Guide
Die Goshono Iseki ist eine bedeutende Siedlungsstätte aus der mittleren Jomon-Zeit (vor etwa 5.000 bis 4.200 Jahren). Die weitläufige Anlage erstreckt sich über ein langgestrecktes Plateau und Hügelketten, die einst Wohnstätten, Erdhügel und Steinsetzungen beherbergten. Besonders faszinierend ist die Theorie, dass dieser Ort nicht nur als Siedlung, sondern primär als ein zentrales „Ritualzentrum“ diente. Ein besonderes Highlight ist die Nutzung moderner Technologie: Mit der speziellen „Goshono Iseki Guide-App“ können Besucher mittels VR (Virtual Reality) und AR (Augmented Reality) die heute unsichtbaren Landschaften und Strukturen der damaligen Zeit visuell erleben.

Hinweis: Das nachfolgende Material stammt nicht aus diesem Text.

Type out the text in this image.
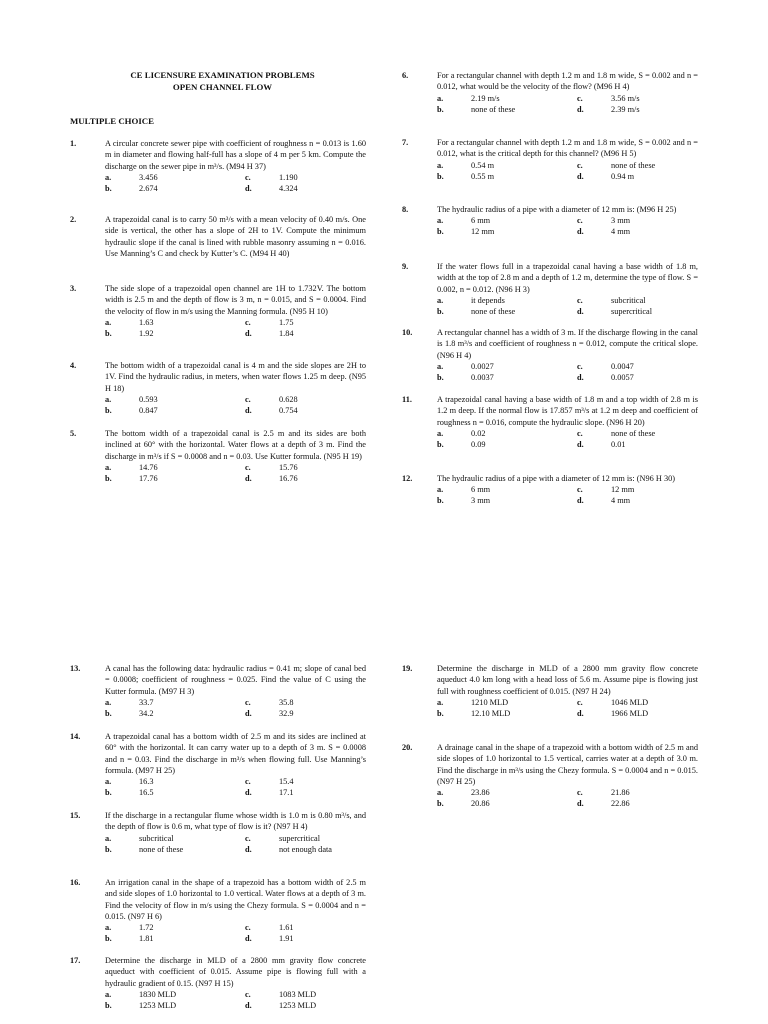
CE LICENSURE EXAMINATION PROBLEMS
OPEN CHANNEL FLOW
MULTIPLE CHOICE
1.	A circular concrete sewer pipe with coefficient of roughness n = 0.013 is 1.60 m in diameter and flowing half-full has a slope of 4 m per 5 km. Compute the discharge on the sewer pipe in m³/s. (M94 H 37)
a.	3.456
b.	2.674
c.	1.190
d.	4.324
2.	A trapezoidal canal is to carry 50 m³/s with a mean velocity of 0.40 m/s. One side is vertical, the other has a slope of 2H to 1V. Compute the minimum hydraulic slope if the canal is lined with rubble masonry assuming n = 0.016. Use Manning’s C and check by Kutter’s C. (M94 H 40)
3.	The side slope of a trapezoidal open channel are 1H to 1.732V. The bottom width is 2.5 m and the depth of flow is 3 m, n = 0.015, and S = 0.0004. Find the velocity of flow in m/s using the Manning formula. (N95 H 10)
a.	1.63
b.	1.92
c.	1.75
d.	1.84
4.	The bottom width of a trapezoidal canal is 4 m and the side slopes are 2H to 1V. Find the hydraulic radius, in meters, when water flows 1.25 m deep. (N95 H 18)
a.	0.593
b.	0.847
c.	0.628
d.	0.754
5.	The bottom width of a trapezoidal canal is 2.5 m and its sides are both inclined at 60° with the horizontal. Water flows at a depth of 3 m. Find the discharge in m³/s if S = 0.0008 and n = 0.03. Use Kutter formula. (N95 H 19)
a.	14.76
b.	17.76
c.	15.76
d.	16.76
6.	For a rectangular channel with depth 1.2 m and 1.8 m wide, S = 0.002 and n = 0.012, what would be the velocity of the flow? (M96 H 4)
a.	2.19 m/s
b.	none of these
c.	3.56 m/s
d.	2.39 m/s
7.	For a rectangular channel with depth 1.2 m and 1.8 m wide, S = 0.002 and n = 0.012, what is the critical depth for this channel? (M96 H 5)
a.	0.54 m
b.	0.55 m
c.	none of these
d.	0.94 m
8.	The hydraulic radius of a pipe with a diameter of 12 mm is: (M96 H 25)
a.	6 mm
b.	12 mm
c.	3 mm
d.	4 mm
9.	If the water flows full in a trapezoidal canal having a base width of 1.8 m, width at the top of 2.8 m and a depth of 1.2 m, determine the type of flow. S = 0.002, n = 0.012. (N96 H 3)
a.	it depends
b.	none of these
c.	subcritical
d.	supercritical
10.	A rectangular channel has a width of 3 m. If the discharge flowing in the canal is 1.8 m³/s and coefficient of roughness n = 0.012, compute the critical slope. (N96 H 4)
a.	0.0027
b.	0.0037
c.	0.0047
d.	0.0057
11.	A trapezoidal canal having a base width of 1.8 m and a top width of 2.8 m is 1.2 m deep. If the normal flow is 17.857 m³/s at 1.2 m deep and coefficient of roughness n = 0.016, compute the hydraulic slope. (N96 H 20)
a.	0.02
b.	0.09
c.	none of these
d.	0.01
12.	The hydraulic radius of a pipe with a diameter of 12 mm is: (N96 H 30)
a.	6 mm
b.	3 mm
c.	12 mm
d.	4 mm
13.	A canal has the following data: hydraulic radius = 0.41 m; slope of canal bed = 0.0008; coefficient of roughness = 0.025. Find the value of C using the Kutter formula. (M97 H 3)
a.	33.7
b.	34.2
c.	35.8
d.	32.9
14.	A trapezoidal canal has a bottom width of 2.5 m and its sides are inclined at 60° with the horizontal. It can carry water up to a depth of 3 m. S = 0.0008 and n = 0.03. Find the discharge in m³/s when flowing full. Use Manning’s formula. (M97 H 25)
a.	16.3
b.	16.5
c.	15.4
d.	17.1
15.	If the discharge in a rectangular flume whose width is 1.0 m is 0.80 m³/s, and the depth of flow is 0.6 m, what type of flow is it? (N97 H 4)
a.	subcritical
b.	none of these
c.	supercritical
d.	not enough data
16.	An irrigation canal in the shape of a trapezoid has a bottom width of 2.5 m and side slopes of 1.0 horizontal to 1.0 vertical. Water flows at a depth of 3 m. Find the velocity of flow in m/s using the Chezy formula. S = 0.0004 and n = 0.015. (N97 H 6)
a.	1.72
b.	1.81
c.	1.61
d.	1.91
17.	Determine the discharge in MLD of a 2800 mm gravity flow concrete aqueduct with coefficient of 0.015. Assume pipe is flowing full with a hydraulic gradient of 0.15. (N97 H 15)
a.	1830 MLD
b.	1253 MLD
c.	1083 MLD
d.	1253 MLD
19.	Determine the discharge in MLD of a 2800 mm gravity flow concrete aqueduct 4.0 km long with a head loss of 5.6 m. Assume pipe is flowing just full with roughness coefficient of 0.015. (N97 H 24)
a.	1210 MLD
b.	12.10 MLD
c.	1046 MLD
d.	1966 MLD
20.	A drainage canal in the shape of a trapezoid with a bottom width of 2.5 m and side slopes of 1.0 horizontal to 1.5 vertical, carries water at a depth of 3.0 m. Find the discharge in m³/s using the Chezy formula. S = 0.0004 and n = 0.015. (N97 H 25)
a.	23.86
b.	20.86
c.	21.86
d.	22.86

Die Fundstätte liegt am südlichen Rand der sogenannten „Zylindrischen Keramik-Kulturzone“, die sich von Nord-Tohoku bis in den Süden von Hokkaido erstreckt. Vor etwa 4.800 Jahren bildete sich hier eine kreisförmige Siedlung, bei der Pfostenbauten die Gräber und rituellen Strukturen umringten. Im Laufe der Zeit veränderte sich die Struktur der Siedlung: Sie teilte sich in östliche und westliche Bereiche auf und wandelte sich von einem reinen Wohnort zu einem spezialisierten Ort für rituelle Zeremonien. Dieser Übergang ist von enormem historischem Wert, da er den Prozess verdeutlicht, wie sich Wohngebiete und sakrale Stätten in der Jomon-Gesellschaft voneinander differenzierten.

Ein absolutes Muss ist die Besichtigung der rekonstruierten Gebäude, insbesondere der „Erdach-Häuser“ (Tsuchiyane-gebäute) und der Pfostenbauten. Die Rekonstruktion der Erddach-Häuser basiert auf präzisen archäologischen Experimenten, bei denen das Verhalten von verbranntem Holz und Erdschichten untersucht wurde, um ein authentisches Bild der damaligen Architektur zu vermitteln. Da auf dem Gelände nicht überall Informationstafeln stehen, ist die Nutzung von Tablets oder digitalen Guides sehr empfehlenswert, um die Topografie und die Strukturen der Ruinen dreidimensional zu verstehen.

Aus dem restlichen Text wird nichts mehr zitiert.